She let her arm fall and scanned him.

“Rupert Bey!” she exclaimed. “So you are back again. Well, I have heard, also I always knew that you would come. But what do you here disguised as an Arab sheik? And why do you spy upon us at our rites? Oh! I tell you that had you not been Rupert Bey, by now you were a dead man.”

Meanwhile, the younger woman, who had followed Bakhita, not knowing the cause of the disturbance, actually stumbled against him, then recoiling, stood still, and in her amazement slowly let her hand sink, thereby emptying upon his feet the contents of the bowl she held.

It was a very curious sight—this big Englishman in his Arab robe, standing quite still and upright, lest any show of fear should bring about a knife-thrust, and the beautiful Eastern woman in her sacred but diaphanous garb, wearing the disc and the imposing emblem of Egyptian royalty, and slowly pouring her involuntary libation upon his feet. Its setting also was strange. All around were the great columns and carven walls, and staring down at them from beyond the altar those mutilated but still awful gods.

“Put up that knife,” he said, “and come into this side-chamber and I will tell you.”

Bakhita stooped, and lifting a dark, camel-hair cloak from where it lay on the floor near to the altar, threw it about the shoulders of her companion, drawing its hood over her head. Then taking her by the hand, she said to Rupert:

“We follow!” and led the way between the columns to the first chamber that opened on their right. It was a rough place, which probably in past ages had served as a storeroom of the temple, peopled with many bats that flittered to and fro unceasingly, uttering thin cries. Setting down the lamp upon one of the stone benches or tables with which it was furnished on either side, she said: “We are your servants, Rupert Bey,” adding, with her grim smile: “Have we not poured a libation to you?” and she looked at his feet wet with the contents of the glass bowl.

“It was not to me that you came here to pour libations,” he answered, laughing. “Now tell me, friend.
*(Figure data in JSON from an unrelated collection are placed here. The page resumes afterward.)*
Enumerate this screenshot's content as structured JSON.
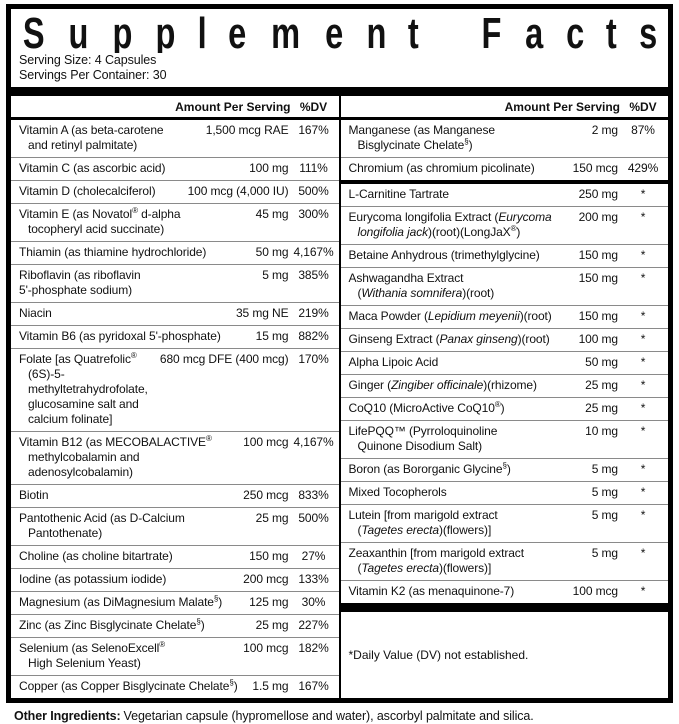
{
  "header": {
    "title": "Supplement Facts",
    "serving_size": "Serving Size: 4 Capsules",
    "servings_per_container": "Servings Per Container: 30"
  },
  "columns": {
    "amount_label": "Amount Per Serving",
    "dv_label": "%DV"
  },
  "left_rows": [
    {
      "name": [
        {
          "t": "Vitamin A (as beta-carotene\nand retinyl palmitate)",
          "s": ""
        }
      ],
      "amount": "1,500 mcg RAE",
      "dv": "167%"
    },
    {
      "name": [
        {
          "t": "Vitamin C (as ascorbic acid)",
          "s": ""
        }
      ],
      "amount": "100 mg",
      "dv": "111%"
    },
    {
      "name": [
        {
          "t": "Vitamin D (cholecalciferol)",
          "s": ""
        }
      ],
      "amount": "100 mcg (4,000 IU)",
      "dv": "500%"
    },
    {
      "name": [
        {
          "t": "Vitamin E (as Novatol",
          "s": ""
        },
        {
          "t": "®",
          "s": "sup"
        },
        {
          "t": " d-alpha\ntocopheryl acid succinate)",
          "s": ""
        }
      ],
      "amount": "45 mg",
      "dv": "300%"
    },
    {
      "name": [
        {
          "t": "Thiamin (as thiamine hydrochloride)",
          "s": ""
        }
      ],
      "amount": "50 mg",
      "dv": "4,167%"
    },
    {
      "flush": true,
      "name": [
        {
          "t": "Riboflavin (as riboflavin\n5'-phosphate sodium)",
          "s": ""
        }
      ],
      "amount": "5 mg",
      "dv": "385%"
    },
    {
      "name": [
        {
          "t": "Niacin",
          "s": ""
        }
      ],
      "amount": "35 mg NE",
      "dv": "219%"
    },
    {
      "name": [
        {
          "t": "Vitamin B6 (as pyridoxal 5'-phosphate)",
          "s": ""
        }
      ],
      "amount": "15 mg",
      "dv": "882%"
    },
    {
      "name": [
        {
          "t": "Folate [as Quatrefolic",
          "s": ""
        },
        {
          "t": "®",
          "s": "sup"
        },
        {
          "t": "\n(6S)-5-methyltetrahydrofolate,\nglucosamine salt and calcium folinate]",
          "s": ""
        }
      ],
      "amount": "680 mcg DFE (400 mcg)",
      "dv": "170%"
    },
    {
      "name": [
        {
          "t": "Vitamin B12 (as MECOBALACTIVE",
          "s": ""
        },
        {
          "t": "®",
          "s": "sup"
        },
        {
          "t": "\nmethylcobalamin and adenosylcobalamin)",
          "s": ""
        }
      ],
      "amount": "100 mcg",
      "dv": "4,167%"
    },
    {
      "name": [
        {
          "t": "Biotin",
          "s": ""
        }
      ],
      "amount": "250 mcg",
      "dv": "833%"
    },
    {
      "name": [
        {
          "t": "Pantothenic Acid (as D-Calcium Pantothenate)",
          "s": ""
        }
      ],
      "amount": "25 mg",
      "dv": "500%"
    },
    {
      "name": [
        {
          "t": "Choline (as choline bitartrate)",
          "s": ""
        }
      ],
      "amount": "150 mg",
      "dv": "27%"
    },
    {
      "name": [
        {
          "t": "Iodine (as potassium iodide)",
          "s": ""
        }
      ],
      "amount": "200 mcg",
      "dv": "133%"
    },
    {
      "name": [
        {
          "t": "Magnesium (as DiMagnesium Malate",
          "s": ""
        },
        {
          "t": "§",
          "s": "sup"
        },
        {
          "t": ")",
          "s": ""
        }
      ],
      "amount": "125 mg",
      "dv": "30%"
    },
    {
      "name": [
        {
          "t": "Zinc (as Zinc Bisglycinate Chelate",
          "s": ""
        },
        {
          "t": "§",
          "s": "sup"
        },
        {
          "t": ")",
          "s": ""
        }
      ],
      "amount": "25 mg",
      "dv": "227%"
    },
    {
      "name": [
        {
          "t": "Selenium (as SelenoExcell",
          "s": ""
        },
        {
          "t": "®",
          "s": "sup"
        },
        {
          "t": "\nHigh Selenium Yeast)",
          "s": ""
        }
      ],
      "amount": "100 mcg",
      "dv": "182%"
    },
    {
      "name": [
        {
          "t": "Copper (as Copper Bisglycinate Chelate",
          "s": ""
        },
        {
          "t": "§",
          "s": "sup"
        },
        {
          "t": ")",
          "s": ""
        }
      ],
      "amount": "1.5 mg",
      "dv": "167%"
    }
  ],
  "right_rows": [
    {
      "name": [
        {
          "t": "Manganese (as Manganese\nBisglycinate Chelate",
          "s": ""
        },
        {
          "t": "§",
          "s": "sup"
        },
        {
          "t": ")",
          "s": ""
        }
      ],
      "amount": "2 mg",
      "dv": "87%"
    },
    {
      "divider_below": true,
      "name": [
        {
          "t": "Chromium (as chromium picolinate)",
          "s": ""
        }
      ],
      "amount": "150 mcg",
      "dv": "429%"
    },
    {
      "name": [
        {
          "t": "L-Carnitine Tartrate",
          "s": ""
        }
      ],
      "amount": "250 mg",
      "dv": "*"
    },
    {
      "name": [
        {
          "t": "Eurycoma longifolia Extract (",
          "s": ""
        },
        {
          "t": "Eurycoma\nlongifolia jack",
          "s": "i"
        },
        {
          "t": ")(root)(LongJaX",
          "s": ""
        },
        {
          "t": "®",
          "s": "sup"
        },
        {
          "t": ")",
          "s": ""
        }
      ],
      "amount": "200 mg",
      "dv": "*"
    },
    {
      "name": [
        {
          "t": "Betaine Anhydrous (trimethylglycine)",
          "s": ""
        }
      ],
      "amount": "150 mg",
      "dv": "*"
    },
    {
      "name": [
        {
          "t": "Ashwagandha Extract\n(",
          "s": ""
        },
        {
          "t": "Withania somnifera",
          "s": "i"
        },
        {
          "t": ")(root)",
          "s": ""
        }
      ],
      "amount": "150 mg",
      "dv": "*"
    },
    {
      "name": [
        {
          "t": "Maca Powder (",
          "s": ""
        },
        {
          "t": "Lepidium meyenii",
          "s": "i"
        },
        {
          "t": ")(root)",
          "s": ""
        }
      ],
      "amount": "150 mg",
      "dv": "*"
    },
    {
      "name": [
        {
          "t": "Ginseng Extract (",
          "s": ""
        },
        {
          "t": "Panax ginseng",
          "s": "i"
        },
        {
          "t": ")(root)",
          "s": ""
        }
      ],
      "amount": "100 mg",
      "dv": "*"
    },
    {
      "name": [
        {
          "t": "Alpha Lipoic Acid",
          "s": ""
        }
      ],
      "amount": "50 mg",
      "dv": "*"
    },
    {
      "name": [
        {
          "t": "Ginger (",
          "s": ""
        },
        {
          "t": "Zingiber officinale",
          "s": "i"
        },
        {
          "t": ")(rhizome)",
          "s": ""
        }
      ],
      "amount": "25 mg",
      "dv": "*"
    },
    {
      "name": [
        {
          "t": "CoQ10 (MicroActive CoQ10",
          "s": ""
        },
        {
          "t": "®",
          "s": "sup"
        },
        {
          "t": ")",
          "s": ""
        }
      ],
      "amount": "25 mg",
      "dv": "*"
    },
    {
      "name": [
        {
          "t": "LifePQQ™ (Pyrroloquinoline\nQuinone Disodium Salt)",
          "s": ""
        }
      ],
      "amount": "10 mg",
      "dv": "*"
    },
    {
      "name": [
        {
          "t": "Boron (as Bororganic Glycine",
          "s": ""
        },
        {
          "t": "§",
          "s": "sup"
        },
        {
          "t": ")",
          "s": ""
        }
      ],
      "amount": "5 mg",
      "dv": "*"
    },
    {
      "name": [
        {
          "t": "Mixed Tocopherols",
          "s": ""
        }
      ],
      "amount": "5 mg",
      "dv": "*"
    },
    {
      "name": [
        {
          "t": "Lutein [from marigold extract\n(",
          "s": ""
        },
        {
          "t": "Tagetes erecta",
          "s": "i"
        },
        {
          "t": ")(flowers)]",
          "s": ""
        }
      ],
      "amount": "5 mg",
      "dv": "*"
    },
    {
      "name": [
        {
          "t": "Zeaxanthin [from marigold extract\n(",
          "s": ""
        },
        {
          "t": "Tagetes erecta",
          "s": "i"
        },
        {
          "t": ")(flowers)]",
          "s": ""
        }
      ],
      "amount": "5 mg",
      "dv": "*"
    },
    {
      "name": [
        {
          "t": "Vitamin K2 (as menaquinone-7)",
          "s": ""
        }
      ],
      "amount": "100 mcg",
      "dv": "*"
    }
  ],
  "footnote": "*Daily Value (DV) not established.",
  "other_ingredients": {
    "label": "Other Ingredients:",
    "text": "Vegetarian capsule (hypromellose and water), ascorbyl palmitate and silica."
  },
  "colors": {
    "frame": "#000000",
    "separator": "#8a8a8a",
    "text": "#111111",
    "background": "#ffffff"
  }
}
What was this lady doing?” and he bowed towards the younger woman, “for never have I been more curious to learn anything upon earth.”

“Tell us first what you were doing, Rupert Bey? Nay, not about your business—I know all that—but why you followed us into the sanctuary?”

“For the same reason that you followed me into the temple—by pure accident. I was seated at the feet of one of the columns when you passed me, though who you were I did not guess. Afterwards, seeing the light, I came to look. That is my story; now for yours.”